Sieben Erstklässler: Für Schwarzhofen ist der Erhalt der Grundschule entscheidend

In Bayern hat am Dienstag wieder der Schulalltag begonnen – darunter für rund 134000 Erstklässler, sieben davon in Schwarzhofen. Dass sie vor Ort lernen können, ist keineswegs gesichert. Die Sanierung der mehr als 50 Jahre alten Dr.-von-Ringseis-Grundschule stellt die Gemeinde vor große Herausforderungen. Ob das Landratsamt den Finanzierungsplänen zustimmen werde, stehe noch nicht fest, sagte Bürgermeister Maximilian Beer (CSU).
Gemeinsam mit der Schulleitung durfte Beer am Dienstagvormittag die sieben Abc-Schützen begrüßen. Man merkte den Kindern an: Der erste Schultag war für sie ein aufregendes Erlebnis. Anfangs schien noch etwas die Aufmerksamkeit zu fehlen.
Socken von Spongebob
Da hatte der Bürgermeister eine Überraschung parat: Er krempelte sein Hosenbein hoch. Zum Vorschein kamen gelbe Socken mit einem Zeichentrickhelden. Die Aufmerksamkeit der Kinder war Beer damit sicher. „Ihr werdet jetzt viel Neues entdecken, genau wie Spongebob.“
Auch bei der energetischen Sanierung des Schulgebäudes gab es viel Neues zu entdecken – dies jedoch zum Leidwesen des Marktes. Die 1967 erbaute Grund- und Hauptschule sei mittlerweile in die Jahre gekommen, erklärte Beer. „Vor allem energetisch war sie eine Katastrophe.“ Deshalb hätte der Markt im Rahmen des Kommunalinvestitionsprogramms in einem ersten Schritt die Außenfassade und die Fenster saniert. Die Maßnahmen seien abgeschlossen und hätten 1,3 Millionen Euro gekostet, so Beer.
Hierbei sei es aber laut Beer zu zahlreichen negativen Entdeckungen gekommen: Bei den Arbeiten habe man beispielsweise an den alten Elektro- und Wasserleitungen Mängel festgestellt. Hinzu kam, dass die Schule für den ab 2026 geltenden Rechtsanspruch auf eine offene Ganztagsschule fit gemacht werden sollte. „Erst dachten wir, es reicht, Fenster und Fassade abzudichten. Und jetzt sind wir plötzlich in den Bereich einer Generalsanierung gerutscht“, sagte der Bürgermeister.
Aus den geplanten Investitionsbedarf von mehreren hunderttausend Euro für die neue Ganztagsbetreuung sind so mehr als drei Millionen Euro für das komplette Gebäude geworden – zusätzlich zu den bisherigen Sanierungskosten: „Das sprengt natürlich völlig unsere bisherigen Dimensionen“, so Beer.

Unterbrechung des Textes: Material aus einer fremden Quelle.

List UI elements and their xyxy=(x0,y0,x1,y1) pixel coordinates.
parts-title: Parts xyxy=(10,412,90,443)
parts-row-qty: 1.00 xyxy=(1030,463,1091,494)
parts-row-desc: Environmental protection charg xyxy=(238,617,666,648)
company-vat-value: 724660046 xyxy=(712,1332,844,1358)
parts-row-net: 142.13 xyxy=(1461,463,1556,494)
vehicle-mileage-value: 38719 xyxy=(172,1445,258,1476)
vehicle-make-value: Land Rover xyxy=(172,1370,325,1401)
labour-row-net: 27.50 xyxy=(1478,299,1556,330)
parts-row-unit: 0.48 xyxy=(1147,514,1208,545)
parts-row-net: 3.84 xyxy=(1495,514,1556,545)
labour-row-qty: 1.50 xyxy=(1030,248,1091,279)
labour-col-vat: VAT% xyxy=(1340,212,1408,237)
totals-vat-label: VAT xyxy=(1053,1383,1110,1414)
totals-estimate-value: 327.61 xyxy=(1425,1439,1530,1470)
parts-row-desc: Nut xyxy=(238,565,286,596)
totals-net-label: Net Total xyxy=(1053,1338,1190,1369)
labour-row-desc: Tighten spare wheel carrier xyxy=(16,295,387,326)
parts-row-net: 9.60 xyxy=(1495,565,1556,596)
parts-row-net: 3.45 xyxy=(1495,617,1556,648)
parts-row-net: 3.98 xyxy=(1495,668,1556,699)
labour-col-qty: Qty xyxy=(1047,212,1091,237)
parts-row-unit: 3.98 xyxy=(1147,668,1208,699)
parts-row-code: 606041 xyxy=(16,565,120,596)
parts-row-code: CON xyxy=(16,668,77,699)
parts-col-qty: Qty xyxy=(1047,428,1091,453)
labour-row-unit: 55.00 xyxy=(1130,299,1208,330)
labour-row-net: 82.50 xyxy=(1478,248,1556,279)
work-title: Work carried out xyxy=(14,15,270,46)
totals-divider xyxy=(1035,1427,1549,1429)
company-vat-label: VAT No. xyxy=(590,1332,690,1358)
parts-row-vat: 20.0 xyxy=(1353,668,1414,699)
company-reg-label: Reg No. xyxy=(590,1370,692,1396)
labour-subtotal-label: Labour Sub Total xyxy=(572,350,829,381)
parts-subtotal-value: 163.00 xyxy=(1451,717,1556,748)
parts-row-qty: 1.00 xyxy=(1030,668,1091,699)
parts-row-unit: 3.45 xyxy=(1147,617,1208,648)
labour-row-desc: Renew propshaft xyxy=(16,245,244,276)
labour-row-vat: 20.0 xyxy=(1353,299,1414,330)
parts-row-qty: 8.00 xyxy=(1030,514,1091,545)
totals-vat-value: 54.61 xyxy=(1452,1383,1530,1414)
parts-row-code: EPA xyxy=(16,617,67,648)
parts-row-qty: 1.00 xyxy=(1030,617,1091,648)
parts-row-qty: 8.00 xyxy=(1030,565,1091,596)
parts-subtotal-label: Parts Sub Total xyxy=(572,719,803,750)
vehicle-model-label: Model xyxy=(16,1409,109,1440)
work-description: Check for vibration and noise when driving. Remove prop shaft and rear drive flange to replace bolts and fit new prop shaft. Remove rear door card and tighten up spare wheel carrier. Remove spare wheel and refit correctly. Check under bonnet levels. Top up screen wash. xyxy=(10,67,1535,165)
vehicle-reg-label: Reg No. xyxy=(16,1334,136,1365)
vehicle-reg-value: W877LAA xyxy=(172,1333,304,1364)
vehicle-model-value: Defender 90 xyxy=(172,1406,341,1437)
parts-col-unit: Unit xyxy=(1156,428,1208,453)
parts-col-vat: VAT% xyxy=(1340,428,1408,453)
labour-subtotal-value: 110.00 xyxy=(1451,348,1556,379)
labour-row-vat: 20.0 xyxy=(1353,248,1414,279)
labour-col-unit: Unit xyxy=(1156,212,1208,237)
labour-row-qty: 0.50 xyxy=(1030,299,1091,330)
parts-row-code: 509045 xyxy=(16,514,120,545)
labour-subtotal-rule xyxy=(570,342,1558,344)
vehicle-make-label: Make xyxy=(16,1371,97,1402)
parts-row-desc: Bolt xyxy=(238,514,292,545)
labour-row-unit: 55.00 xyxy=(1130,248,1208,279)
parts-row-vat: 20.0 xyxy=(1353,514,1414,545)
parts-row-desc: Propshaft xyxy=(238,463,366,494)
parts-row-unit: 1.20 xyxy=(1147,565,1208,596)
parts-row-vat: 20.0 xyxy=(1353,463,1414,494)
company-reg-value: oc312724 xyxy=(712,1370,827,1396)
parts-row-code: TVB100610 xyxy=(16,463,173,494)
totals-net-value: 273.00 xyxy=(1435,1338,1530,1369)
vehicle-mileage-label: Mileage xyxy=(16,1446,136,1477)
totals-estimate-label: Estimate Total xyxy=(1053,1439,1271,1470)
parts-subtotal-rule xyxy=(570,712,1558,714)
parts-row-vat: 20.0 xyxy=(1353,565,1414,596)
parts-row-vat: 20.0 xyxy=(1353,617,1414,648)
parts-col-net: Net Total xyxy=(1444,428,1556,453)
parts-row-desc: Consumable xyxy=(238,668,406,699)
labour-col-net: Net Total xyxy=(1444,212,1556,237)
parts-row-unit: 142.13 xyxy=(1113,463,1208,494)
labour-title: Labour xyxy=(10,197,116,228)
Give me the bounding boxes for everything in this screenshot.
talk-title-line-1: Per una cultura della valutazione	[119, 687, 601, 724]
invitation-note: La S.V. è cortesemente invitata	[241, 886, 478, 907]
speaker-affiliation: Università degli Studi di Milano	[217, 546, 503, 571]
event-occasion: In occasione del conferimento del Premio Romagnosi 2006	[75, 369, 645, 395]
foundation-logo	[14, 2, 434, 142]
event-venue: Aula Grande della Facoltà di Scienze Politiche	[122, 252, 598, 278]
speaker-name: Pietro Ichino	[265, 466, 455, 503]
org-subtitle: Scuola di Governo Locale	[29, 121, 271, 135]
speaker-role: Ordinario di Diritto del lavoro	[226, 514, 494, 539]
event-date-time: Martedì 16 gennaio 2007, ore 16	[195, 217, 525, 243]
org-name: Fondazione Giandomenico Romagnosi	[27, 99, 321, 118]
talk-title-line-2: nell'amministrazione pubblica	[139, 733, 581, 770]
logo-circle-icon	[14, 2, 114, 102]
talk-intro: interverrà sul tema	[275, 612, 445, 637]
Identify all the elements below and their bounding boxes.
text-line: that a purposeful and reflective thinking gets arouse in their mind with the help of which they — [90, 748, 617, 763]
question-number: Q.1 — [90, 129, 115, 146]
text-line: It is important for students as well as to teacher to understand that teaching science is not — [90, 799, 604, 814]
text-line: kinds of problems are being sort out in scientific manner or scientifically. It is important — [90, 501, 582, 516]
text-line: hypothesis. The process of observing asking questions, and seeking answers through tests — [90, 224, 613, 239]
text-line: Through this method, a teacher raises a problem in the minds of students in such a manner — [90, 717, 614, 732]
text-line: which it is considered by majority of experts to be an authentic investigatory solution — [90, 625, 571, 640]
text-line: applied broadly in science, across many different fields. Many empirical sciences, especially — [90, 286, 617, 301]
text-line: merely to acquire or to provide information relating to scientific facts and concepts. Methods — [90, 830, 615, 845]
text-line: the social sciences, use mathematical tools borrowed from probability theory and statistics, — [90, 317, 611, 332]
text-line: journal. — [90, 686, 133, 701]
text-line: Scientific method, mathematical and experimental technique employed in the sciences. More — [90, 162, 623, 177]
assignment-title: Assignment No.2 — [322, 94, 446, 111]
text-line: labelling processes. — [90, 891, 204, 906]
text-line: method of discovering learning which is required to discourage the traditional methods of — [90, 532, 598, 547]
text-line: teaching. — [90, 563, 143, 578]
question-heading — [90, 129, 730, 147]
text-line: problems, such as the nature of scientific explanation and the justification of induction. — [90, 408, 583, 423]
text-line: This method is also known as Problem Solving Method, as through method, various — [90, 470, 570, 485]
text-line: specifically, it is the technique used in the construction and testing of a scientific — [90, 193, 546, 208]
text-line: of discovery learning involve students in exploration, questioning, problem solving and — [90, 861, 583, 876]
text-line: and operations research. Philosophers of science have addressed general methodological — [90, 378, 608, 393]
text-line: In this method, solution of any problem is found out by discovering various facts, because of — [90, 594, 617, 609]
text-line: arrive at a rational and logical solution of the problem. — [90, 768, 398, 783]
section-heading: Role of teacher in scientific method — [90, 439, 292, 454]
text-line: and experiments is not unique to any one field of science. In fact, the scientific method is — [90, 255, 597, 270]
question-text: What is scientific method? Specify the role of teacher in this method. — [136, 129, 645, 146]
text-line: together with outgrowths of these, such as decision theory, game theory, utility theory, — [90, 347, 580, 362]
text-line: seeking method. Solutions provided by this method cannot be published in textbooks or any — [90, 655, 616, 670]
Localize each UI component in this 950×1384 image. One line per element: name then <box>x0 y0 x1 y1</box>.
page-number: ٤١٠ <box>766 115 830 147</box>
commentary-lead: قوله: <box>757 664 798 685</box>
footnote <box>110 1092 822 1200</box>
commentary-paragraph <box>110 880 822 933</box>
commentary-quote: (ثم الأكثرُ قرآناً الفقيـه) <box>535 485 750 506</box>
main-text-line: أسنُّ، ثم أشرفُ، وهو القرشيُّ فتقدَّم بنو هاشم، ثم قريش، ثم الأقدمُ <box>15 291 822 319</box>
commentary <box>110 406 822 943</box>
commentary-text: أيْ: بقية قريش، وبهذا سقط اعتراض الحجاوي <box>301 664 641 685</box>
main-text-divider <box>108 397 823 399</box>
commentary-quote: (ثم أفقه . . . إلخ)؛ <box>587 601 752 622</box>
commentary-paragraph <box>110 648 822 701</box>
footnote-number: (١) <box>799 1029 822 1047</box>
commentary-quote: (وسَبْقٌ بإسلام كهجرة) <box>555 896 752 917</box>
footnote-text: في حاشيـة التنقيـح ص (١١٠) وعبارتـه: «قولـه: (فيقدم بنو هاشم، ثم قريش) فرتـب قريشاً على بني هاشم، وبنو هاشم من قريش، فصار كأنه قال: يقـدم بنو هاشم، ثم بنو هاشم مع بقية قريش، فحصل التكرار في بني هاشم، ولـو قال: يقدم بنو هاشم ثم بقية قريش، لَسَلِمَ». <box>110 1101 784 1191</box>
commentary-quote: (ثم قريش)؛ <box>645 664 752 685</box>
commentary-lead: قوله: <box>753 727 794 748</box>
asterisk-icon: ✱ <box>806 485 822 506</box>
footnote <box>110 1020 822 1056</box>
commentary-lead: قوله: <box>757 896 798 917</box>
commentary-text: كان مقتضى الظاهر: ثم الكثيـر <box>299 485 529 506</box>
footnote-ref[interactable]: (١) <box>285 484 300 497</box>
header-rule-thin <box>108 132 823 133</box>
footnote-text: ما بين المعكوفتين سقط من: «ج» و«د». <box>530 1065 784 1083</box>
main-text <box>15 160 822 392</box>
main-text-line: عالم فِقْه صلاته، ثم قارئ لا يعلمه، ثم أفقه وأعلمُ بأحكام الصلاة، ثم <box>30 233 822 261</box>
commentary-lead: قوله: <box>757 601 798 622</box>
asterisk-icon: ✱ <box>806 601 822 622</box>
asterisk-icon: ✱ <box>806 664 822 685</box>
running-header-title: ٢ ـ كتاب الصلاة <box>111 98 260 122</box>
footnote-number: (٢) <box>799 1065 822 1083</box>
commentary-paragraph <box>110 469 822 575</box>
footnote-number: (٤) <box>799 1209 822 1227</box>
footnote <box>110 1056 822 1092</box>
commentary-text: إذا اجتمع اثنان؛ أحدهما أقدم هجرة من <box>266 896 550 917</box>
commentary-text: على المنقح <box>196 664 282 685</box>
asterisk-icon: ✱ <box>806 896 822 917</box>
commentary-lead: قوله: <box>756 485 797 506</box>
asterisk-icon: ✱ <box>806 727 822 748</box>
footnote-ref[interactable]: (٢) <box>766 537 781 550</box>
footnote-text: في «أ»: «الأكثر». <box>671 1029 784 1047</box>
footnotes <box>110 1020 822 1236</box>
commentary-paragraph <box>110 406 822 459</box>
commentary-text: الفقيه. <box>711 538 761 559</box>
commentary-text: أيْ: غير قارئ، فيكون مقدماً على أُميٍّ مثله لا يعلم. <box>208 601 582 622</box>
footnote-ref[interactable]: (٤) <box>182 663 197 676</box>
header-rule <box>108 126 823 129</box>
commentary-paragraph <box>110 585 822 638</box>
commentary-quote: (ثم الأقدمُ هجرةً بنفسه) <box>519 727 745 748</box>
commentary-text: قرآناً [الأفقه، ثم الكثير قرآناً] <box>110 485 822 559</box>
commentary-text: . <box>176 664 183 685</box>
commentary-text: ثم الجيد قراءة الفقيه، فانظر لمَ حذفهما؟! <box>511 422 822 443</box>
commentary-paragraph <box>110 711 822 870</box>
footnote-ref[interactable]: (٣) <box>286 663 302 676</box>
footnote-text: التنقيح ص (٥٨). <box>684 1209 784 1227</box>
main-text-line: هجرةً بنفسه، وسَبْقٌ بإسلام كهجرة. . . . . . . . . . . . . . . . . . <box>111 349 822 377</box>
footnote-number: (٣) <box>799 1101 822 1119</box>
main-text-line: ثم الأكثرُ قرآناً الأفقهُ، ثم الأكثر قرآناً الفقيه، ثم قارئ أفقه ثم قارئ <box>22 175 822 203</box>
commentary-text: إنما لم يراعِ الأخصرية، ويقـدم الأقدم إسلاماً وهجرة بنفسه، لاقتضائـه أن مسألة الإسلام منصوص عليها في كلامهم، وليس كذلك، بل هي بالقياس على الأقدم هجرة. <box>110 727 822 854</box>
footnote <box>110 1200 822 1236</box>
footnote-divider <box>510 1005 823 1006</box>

Als Marktgemeinde hätte man sich dennoch für den teuren Weg entschieden, so der Bürgermeister, der damit hofft, den Standort langfristig sichern zu können. Die Alternative wäre gewesen, nichts zu tun und damit die Schließung der Grundschule zu riskieren. Für Beer eine klare Entscheidung: „Eine Gemeinde ist eben kein Unternehmen. Es kann keine Schule und Kindergarten mehr geben, wenn man nur noch das macht, was sich rechnet.“
Beer führt weiter aus, dass es für ländliche Gemeinden wie Schwarzhofen immens wichtig sei, Einrichtungen wie Schulen zu erhalten. Egal, ob man Bauland verkaufen oder Familien ansiedeln wolle – wenn man die Infrastruktur nicht habe, hätte man automatisch das Nachsehen, steht für Beer fest.
Der Markt habe deshalb für das alte Schulgebäude ein Pilotprojekt entwickelt, so der Bürgermeister. Im Westflügel aus den 90er Jahren könnten in naher Zukunft Senioren in altersgerechte Wohnungen einziehen. Mit einer Neunburger Pflegeeinrichtung habe man bereits einen interessierten Partner gefunden, die das Projekt begleiten möchte. Aber auch hier stehe man noch am Anfang mit vielen Fragezeichen.
Projekt mit Synergieeffekten
Laut Beer hat das Konzept große Synergieeffekte. „Und so stehen wir jetzt da, mit Ideen, mit fertigen Plänen und mit scharrenden Hufen“, sagte Beer.
Jetzt heißt es für Schwarzhofen warten, bis das Landratsamt in Schwandorf entscheidet. Dieses muss den Haushalt der Marktgemeinde genehmigen. Erst dann, erklärt Beer, sei die Aufnahme von Krediten möglich und mit der Vergabe von Bauleistungen könnte begonnen werden.